Die oben zitierte Klausel könnte auch noch vor dem Hintergrund ein Abmahnrisiko darstellen, dass ja immerhin in irreführender Weise mit einer Selbstverständlichkeit geworben wird, nämlich dem gesetzlichen Widerrufs- und Rückgaberecht nach § 312d BGB.
OLG Hamburg
Nach Ansicht des OLG Hamburgs ist diese Klausel nicht abmahnfähig und zwar aus den folgenden Gründen:
- Es handle sich bei besagter Klausel schon ihrem Inhalt nach nicht um eine Garantie im Sinne des § 443 BGB, denn es werde keine Gewähr für die Beschaffenheit der Artikel übernommen.

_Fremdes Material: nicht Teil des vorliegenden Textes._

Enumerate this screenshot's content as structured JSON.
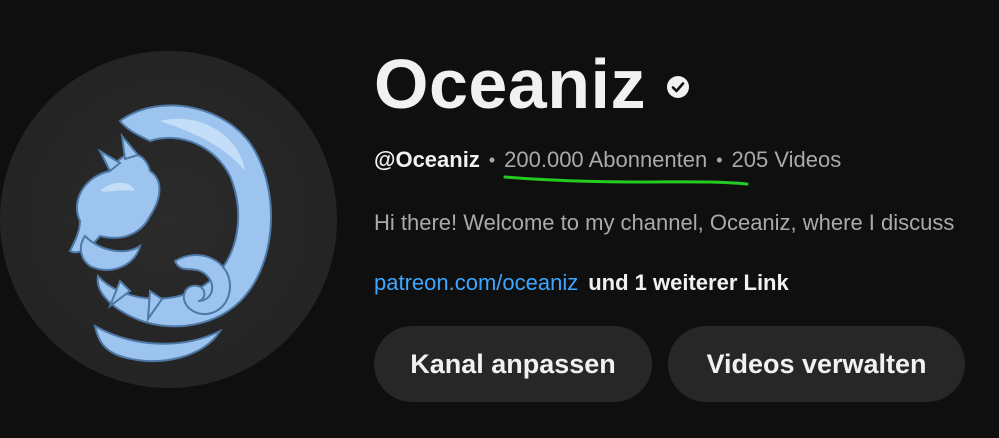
{
  "channel": {
    "title": "Oceaniz",
    "handle": "@Oceaniz",
    "subscribers": "200.000 Abonnenten",
    "videos": "205 Videos",
    "separator": "•",
    "description": "Hi there! Welcome to my channel, Oceaniz, where I discuss",
    "link_text": "patreon.com/oceaniz",
    "more_links": "und 1 weiterer Link"
  },
  "buttons": {
    "customize": "Kanal anpassen",
    "manage": "Videos verwalten"
  },
  "icons": {
    "verified": "verified-check-icon",
    "avatar": "blue-dragon-logo"
  },
  "colors": {
    "background": "#0f0f0f",
    "link": "#3ea6ff",
    "secondary_text": "#aaaaaa",
    "button_bg": "#272727",
    "highlight_underline": "#22cc22",
    "avatar_blue": "#9cc4ee"
  }
}
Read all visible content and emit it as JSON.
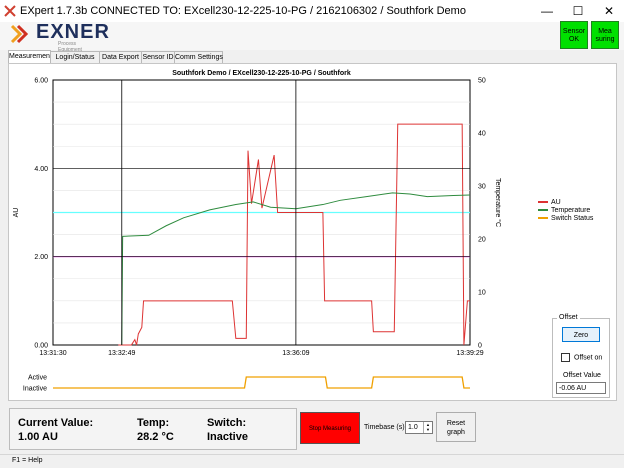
{
  "window": {
    "title": "EXpert 1.7.3b    CONNECTED TO: EXcell230-12-225-10-PG / 2162106302 / Southfork Demo",
    "minimize": "—",
    "maximize": "☐",
    "close": "✕"
  },
  "header": {
    "logo_text": "EXNER",
    "logo_sub": "Process Equipment",
    "sensor_ok": "Sensor OK",
    "measuring": "Mea suring",
    "sensor_ok_color": "#00e000",
    "measuring_color": "#00e000"
  },
  "tabs": [
    {
      "label": "Measurement",
      "active": true
    },
    {
      "label": "Login/Status",
      "active": false
    },
    {
      "label": "Data Export",
      "active": false
    },
    {
      "label": "Sensor ID",
      "active": false
    },
    {
      "label": "Comm Settings",
      "active": false
    }
  ],
  "chart_data": {
    "type": "line",
    "title": "Southfork Demo / EXcell230-12-225-10-PG / Southfork",
    "ylabel": "AU",
    "y2label": "Temperature °C",
    "ylim": [
      0,
      6
    ],
    "y2lim": [
      0,
      50
    ],
    "y_ticks": [
      "0.00",
      "2.00",
      "4.00",
      "6.00"
    ],
    "y2_ticks": [
      "0",
      "10",
      "20",
      "30",
      "40",
      "50"
    ],
    "x_ticks": [
      "13:31:30",
      "13:32:49",
      "13:36:09",
      "13:39:29"
    ],
    "x_start": "13:31:30",
    "x_end": "13:39:29",
    "switch_levels": [
      "Active",
      "Inactive"
    ],
    "reference_lines": [
      {
        "axis": "AU",
        "value": 3.0,
        "color": "#66ffff"
      },
      {
        "axis": "AU",
        "value": 2.0,
        "color": "#ee55ee"
      }
    ],
    "markers": [
      "13:32:49",
      "13:36:09"
    ],
    "series": [
      {
        "name": "AU",
        "axis": "AU",
        "color": "#dd3333",
        "points": [
          [
            "13:32:45",
            0.0
          ],
          [
            "13:33:00",
            0.0
          ],
          [
            "13:33:04",
            0.12
          ],
          [
            "13:33:06",
            0.0
          ],
          [
            "13:33:08",
            0.25
          ],
          [
            "13:33:12",
            0.4
          ],
          [
            "13:33:14",
            1.0
          ],
          [
            "13:34:50",
            1.0
          ],
          [
            "13:34:56",
            1.0
          ],
          [
            "13:35:00",
            0.15
          ],
          [
            "13:35:12",
            0.15
          ],
          [
            "13:35:14",
            4.4
          ],
          [
            "13:35:18",
            3.2
          ],
          [
            "13:35:26",
            4.2
          ],
          [
            "13:35:30",
            3.1
          ],
          [
            "13:35:44",
            4.3
          ],
          [
            "13:35:48",
            3.0
          ],
          [
            "13:36:10",
            3.0
          ],
          [
            "13:36:40",
            3.0
          ],
          [
            "13:36:42",
            1.0
          ],
          [
            "13:37:36",
            1.0
          ],
          [
            "13:37:38",
            0.3
          ],
          [
            "13:38:02",
            0.3
          ],
          [
            "13:38:06",
            5.0
          ],
          [
            "13:39:20",
            5.0
          ],
          [
            "13:39:22",
            0.0
          ],
          [
            "13:39:26",
            1.0
          ],
          [
            "13:39:29",
            1.0
          ]
        ]
      },
      {
        "name": "Temperature",
        "axis": "Temperature °C",
        "color": "#2e8b3e",
        "points": [
          [
            "13:32:49",
            0.0
          ],
          [
            "13:32:50",
            20.5
          ],
          [
            "13:33:20",
            20.7
          ],
          [
            "13:33:40",
            22.5
          ],
          [
            "13:34:00",
            24.0
          ],
          [
            "13:34:30",
            25.5
          ],
          [
            "13:35:00",
            26.5
          ],
          [
            "13:35:20",
            27.0
          ],
          [
            "13:35:40",
            26.0
          ],
          [
            "13:36:09",
            25.7
          ],
          [
            "13:36:40",
            26.5
          ],
          [
            "13:37:00",
            27.3
          ],
          [
            "13:37:30",
            28.0
          ],
          [
            "13:38:00",
            28.7
          ],
          [
            "13:38:20",
            28.5
          ],
          [
            "13:38:40",
            28.0
          ],
          [
            "13:39:10",
            28.2
          ],
          [
            "13:39:29",
            28.3
          ]
        ]
      },
      {
        "name": "Switch Status",
        "axis": "switch",
        "color": "#f0a000",
        "points": [
          [
            "13:31:30",
            0
          ],
          [
            "13:35:10",
            0
          ],
          [
            "13:35:12",
            1
          ],
          [
            "13:36:43",
            1
          ],
          [
            "13:36:45",
            0
          ],
          [
            "13:37:36",
            0
          ],
          [
            "13:37:38",
            1
          ],
          [
            "13:39:20",
            1
          ],
          [
            "13:39:22",
            0
          ],
          [
            "13:39:29",
            0
          ]
        ]
      }
    ]
  },
  "offset": {
    "label": "Offset",
    "zero_button": "Zero",
    "offset_on_label": "Offset on",
    "value_label": "Offset Value",
    "value": "-0.06 AU"
  },
  "status": {
    "current_label": "Current Value:",
    "current_value": "1.00 AU",
    "temp_label": "Temp:",
    "temp_value": "28.2 °C",
    "switch_label": "Switch:",
    "switch_value": "Inactive"
  },
  "controls": {
    "stop_button": "Stop Measuring",
    "stop_color": "#ff0000",
    "timebase_label": "Timebase (s)",
    "timebase_value": "1.0",
    "reset_button": "Reset graph"
  },
  "statusbar": {
    "text": "F1 = Help"
  }
}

Vielmehr werde ein von ihrer Beschaffenheit völlig unabhängiges 14-tägiges Rückgaberecht eingeräumt. Damit sei § 477 Abs. 1 Nr. 1 BGB schon gar nicht anwendbar.
- Die Klausel sei auch nicht unter dem Gesichtspunkt der Irreführung wegen einer Werbung mit Selbstverständlichkeiten wettbewerbswidrig. Selbst wenn sie als Werbung im Sinne des § 5 UWG aufzufassen sein sollte, sei der werbliche Effekt dieser nicht besonders hervorgehobenen AGB-Klausel auf einer untergeordneten Seite der Homepage als so gering anzusehen, dass die Bagatellgrenze des § 3 UWG nicht überschritten werde.